You pull from so many genres—classical, indie, pop, and rock—in a way that is difficult to categorize. But in music, people want to label you, like you’re the “classical-indie guy.” How does that make you feel?
The sort of pathological need to categorize comes from a cultural discomfort with emotion. People are actually really uncomfortable taking things in and judging them for themselves. This is not limited to music, it happens in all of the arts. The need to categorize is a short-hand for what something is going to make someone feel, and that’s something that I obviously reject. I sort of wish that people would never use these genre-monikers.

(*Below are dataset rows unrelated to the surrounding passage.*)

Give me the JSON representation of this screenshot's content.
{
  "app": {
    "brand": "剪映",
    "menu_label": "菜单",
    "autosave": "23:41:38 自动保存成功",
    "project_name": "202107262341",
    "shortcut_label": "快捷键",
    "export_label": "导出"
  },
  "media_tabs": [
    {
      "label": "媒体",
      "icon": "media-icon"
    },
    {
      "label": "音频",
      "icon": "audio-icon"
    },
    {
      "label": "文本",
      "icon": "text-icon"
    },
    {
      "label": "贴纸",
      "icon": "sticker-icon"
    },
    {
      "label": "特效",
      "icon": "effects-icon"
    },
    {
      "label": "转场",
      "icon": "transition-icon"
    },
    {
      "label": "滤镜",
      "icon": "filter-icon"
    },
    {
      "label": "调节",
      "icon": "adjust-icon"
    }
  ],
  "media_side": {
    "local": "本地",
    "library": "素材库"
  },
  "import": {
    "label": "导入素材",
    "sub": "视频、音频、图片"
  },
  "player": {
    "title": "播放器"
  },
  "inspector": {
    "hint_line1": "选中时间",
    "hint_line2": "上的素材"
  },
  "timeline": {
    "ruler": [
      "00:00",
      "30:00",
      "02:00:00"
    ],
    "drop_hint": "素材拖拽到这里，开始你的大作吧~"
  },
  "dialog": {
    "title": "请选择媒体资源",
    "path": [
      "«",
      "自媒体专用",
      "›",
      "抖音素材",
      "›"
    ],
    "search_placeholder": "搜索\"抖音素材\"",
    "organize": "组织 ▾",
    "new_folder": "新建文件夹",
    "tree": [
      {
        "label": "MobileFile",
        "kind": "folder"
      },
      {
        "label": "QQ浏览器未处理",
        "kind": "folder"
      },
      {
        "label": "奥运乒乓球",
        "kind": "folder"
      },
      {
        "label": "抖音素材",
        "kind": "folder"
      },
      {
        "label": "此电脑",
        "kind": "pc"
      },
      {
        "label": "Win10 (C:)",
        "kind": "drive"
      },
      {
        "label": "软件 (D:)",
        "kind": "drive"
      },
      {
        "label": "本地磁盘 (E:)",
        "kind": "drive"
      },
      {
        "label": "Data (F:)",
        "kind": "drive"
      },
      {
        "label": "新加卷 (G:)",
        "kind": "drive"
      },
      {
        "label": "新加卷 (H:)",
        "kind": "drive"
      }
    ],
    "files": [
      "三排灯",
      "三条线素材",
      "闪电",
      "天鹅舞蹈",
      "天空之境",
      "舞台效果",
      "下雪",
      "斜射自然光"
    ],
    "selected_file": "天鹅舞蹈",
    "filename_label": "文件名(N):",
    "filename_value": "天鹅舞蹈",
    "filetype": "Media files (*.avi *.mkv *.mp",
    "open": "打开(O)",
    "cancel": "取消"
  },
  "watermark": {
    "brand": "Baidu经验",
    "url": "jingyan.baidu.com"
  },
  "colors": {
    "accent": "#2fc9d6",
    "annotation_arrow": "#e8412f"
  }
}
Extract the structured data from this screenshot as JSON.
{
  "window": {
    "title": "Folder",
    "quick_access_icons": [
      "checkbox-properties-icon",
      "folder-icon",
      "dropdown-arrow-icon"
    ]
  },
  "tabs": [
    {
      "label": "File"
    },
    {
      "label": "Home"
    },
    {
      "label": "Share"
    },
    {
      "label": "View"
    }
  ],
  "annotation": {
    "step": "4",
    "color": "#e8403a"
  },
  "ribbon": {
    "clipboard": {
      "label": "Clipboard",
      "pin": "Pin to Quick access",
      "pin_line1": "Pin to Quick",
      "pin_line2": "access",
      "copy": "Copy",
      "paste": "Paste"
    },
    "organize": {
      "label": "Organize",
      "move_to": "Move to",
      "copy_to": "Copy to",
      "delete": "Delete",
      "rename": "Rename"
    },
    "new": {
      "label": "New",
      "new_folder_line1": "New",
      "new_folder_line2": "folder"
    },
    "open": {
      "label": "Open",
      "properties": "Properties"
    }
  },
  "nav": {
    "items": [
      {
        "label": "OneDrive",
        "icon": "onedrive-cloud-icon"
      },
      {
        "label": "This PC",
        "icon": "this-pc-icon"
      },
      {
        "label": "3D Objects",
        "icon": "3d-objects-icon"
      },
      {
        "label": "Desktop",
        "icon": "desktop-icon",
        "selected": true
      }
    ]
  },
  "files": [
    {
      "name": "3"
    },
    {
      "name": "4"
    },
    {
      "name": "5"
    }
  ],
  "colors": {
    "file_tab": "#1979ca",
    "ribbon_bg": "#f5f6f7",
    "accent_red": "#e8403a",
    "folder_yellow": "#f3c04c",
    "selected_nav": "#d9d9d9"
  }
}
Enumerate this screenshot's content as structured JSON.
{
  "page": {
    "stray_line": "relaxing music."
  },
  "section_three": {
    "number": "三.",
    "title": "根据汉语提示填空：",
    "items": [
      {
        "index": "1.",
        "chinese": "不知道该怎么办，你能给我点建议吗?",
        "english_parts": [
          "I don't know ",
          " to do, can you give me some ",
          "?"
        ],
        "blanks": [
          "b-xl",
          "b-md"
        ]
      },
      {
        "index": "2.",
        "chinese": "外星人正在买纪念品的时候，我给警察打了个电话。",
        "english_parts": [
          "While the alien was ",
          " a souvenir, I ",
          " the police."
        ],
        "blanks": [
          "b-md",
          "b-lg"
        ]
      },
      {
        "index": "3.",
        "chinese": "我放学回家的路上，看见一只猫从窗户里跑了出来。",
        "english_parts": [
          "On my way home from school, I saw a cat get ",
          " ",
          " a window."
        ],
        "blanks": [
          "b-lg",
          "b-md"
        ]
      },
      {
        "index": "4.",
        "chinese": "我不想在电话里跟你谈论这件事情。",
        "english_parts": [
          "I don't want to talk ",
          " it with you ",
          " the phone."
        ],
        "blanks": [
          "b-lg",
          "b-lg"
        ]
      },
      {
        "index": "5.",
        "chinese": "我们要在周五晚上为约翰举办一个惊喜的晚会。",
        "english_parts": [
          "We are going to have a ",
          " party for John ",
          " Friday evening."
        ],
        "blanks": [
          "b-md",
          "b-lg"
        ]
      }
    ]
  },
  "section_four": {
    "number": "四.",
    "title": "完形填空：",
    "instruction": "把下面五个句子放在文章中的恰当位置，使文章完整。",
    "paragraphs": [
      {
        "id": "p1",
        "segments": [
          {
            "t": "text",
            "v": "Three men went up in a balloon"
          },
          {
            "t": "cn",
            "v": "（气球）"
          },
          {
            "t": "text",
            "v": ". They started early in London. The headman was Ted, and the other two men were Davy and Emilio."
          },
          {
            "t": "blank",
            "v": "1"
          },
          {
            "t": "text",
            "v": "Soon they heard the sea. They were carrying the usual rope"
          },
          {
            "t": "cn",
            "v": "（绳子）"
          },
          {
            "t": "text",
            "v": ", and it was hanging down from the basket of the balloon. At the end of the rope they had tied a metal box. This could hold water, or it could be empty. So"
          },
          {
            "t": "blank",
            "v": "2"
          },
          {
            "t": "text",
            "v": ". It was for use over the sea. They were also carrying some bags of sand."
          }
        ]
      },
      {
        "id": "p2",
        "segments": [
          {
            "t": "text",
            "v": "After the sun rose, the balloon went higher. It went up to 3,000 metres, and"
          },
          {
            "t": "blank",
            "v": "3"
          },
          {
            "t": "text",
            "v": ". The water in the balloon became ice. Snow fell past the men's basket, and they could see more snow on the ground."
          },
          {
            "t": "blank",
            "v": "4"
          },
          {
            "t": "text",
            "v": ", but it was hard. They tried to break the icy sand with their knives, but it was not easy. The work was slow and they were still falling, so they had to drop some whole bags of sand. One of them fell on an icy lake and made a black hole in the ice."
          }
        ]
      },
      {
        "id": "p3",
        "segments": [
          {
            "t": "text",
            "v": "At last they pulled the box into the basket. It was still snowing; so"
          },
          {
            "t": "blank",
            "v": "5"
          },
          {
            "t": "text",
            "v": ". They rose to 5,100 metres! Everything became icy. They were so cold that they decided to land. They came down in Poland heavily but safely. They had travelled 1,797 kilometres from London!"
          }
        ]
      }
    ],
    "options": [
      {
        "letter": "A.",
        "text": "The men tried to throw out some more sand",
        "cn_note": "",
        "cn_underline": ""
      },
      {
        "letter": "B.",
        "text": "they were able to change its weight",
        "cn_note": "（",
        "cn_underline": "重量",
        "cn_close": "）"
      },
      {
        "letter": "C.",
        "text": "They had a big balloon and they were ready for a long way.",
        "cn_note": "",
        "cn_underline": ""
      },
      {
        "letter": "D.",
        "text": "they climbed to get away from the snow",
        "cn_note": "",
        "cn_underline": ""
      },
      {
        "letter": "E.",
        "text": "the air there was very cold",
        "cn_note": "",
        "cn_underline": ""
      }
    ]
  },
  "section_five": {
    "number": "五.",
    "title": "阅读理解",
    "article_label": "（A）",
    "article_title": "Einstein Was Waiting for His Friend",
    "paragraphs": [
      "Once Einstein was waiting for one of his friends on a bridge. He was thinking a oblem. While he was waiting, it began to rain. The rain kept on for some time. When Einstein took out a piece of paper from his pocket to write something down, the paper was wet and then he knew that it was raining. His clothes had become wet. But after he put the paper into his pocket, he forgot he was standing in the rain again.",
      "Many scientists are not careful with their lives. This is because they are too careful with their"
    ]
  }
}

But in writing about an album, don’t you have to describe the music? I mean, how do people know what they’re going to hear without some sort of categorization?
To me, the thing that creates unity is storytelling. What all of these songs have in common is that they tell stories. And for me, that transcends questions of style. I think that when listeners read about music, what they really want to know is if something is going to make me feel or not; is it going to make me think or not; not does it fit neatly into some preordained category that ‘I know and like.’
I’m sure it’s something that will continue to irritate me forever, but I do also think that we may be on the cusp; it feels like in the past five years there’s been this narrative of genre-bending, genre-less, etc. At a certain point, even from a crass, economic standpoint, whoever is the head honcho at “X” website is going to say these headlines no longer do well with clicks. And people will have to start figuring out new ways to attain order. So maybe it will go away.
Out of all the song titles, is there a place whose story resonated the most?
Yes, getting to know the story of Latasha Harlins and her tragic death. She was shot and killed in a grocery store when she was 15-years-old by a Korean woman over a bottle of orange juice. It’s a story that is wholeheartedly part of the fabric of black, contemporary history. It’s something that Angelenos know about, but it’s not really a story the rest of the country knows; and generally not the story that white people know. And the parallels with the Trayvon Martin shooting are many.
What are you listening to now?
This new Sylvan Esso record, which came out about a month ago. That record has been on repeat since it came out. I’ve listen to some other new music that hasn’t spoken to me that much, but that record really captured my attention in a real way.
What are you working on now?
I’m working on another piece for the Public Theater. I wrote a piece for them in 2012 entitled, “February House.” I’m also in the process of doing research for a piece for them on Alcoholics Anonymous. And then there’s the stage version of The Ambassador, which is happening at BAM in December. And I’m making some very preliminary plans for writing an opera.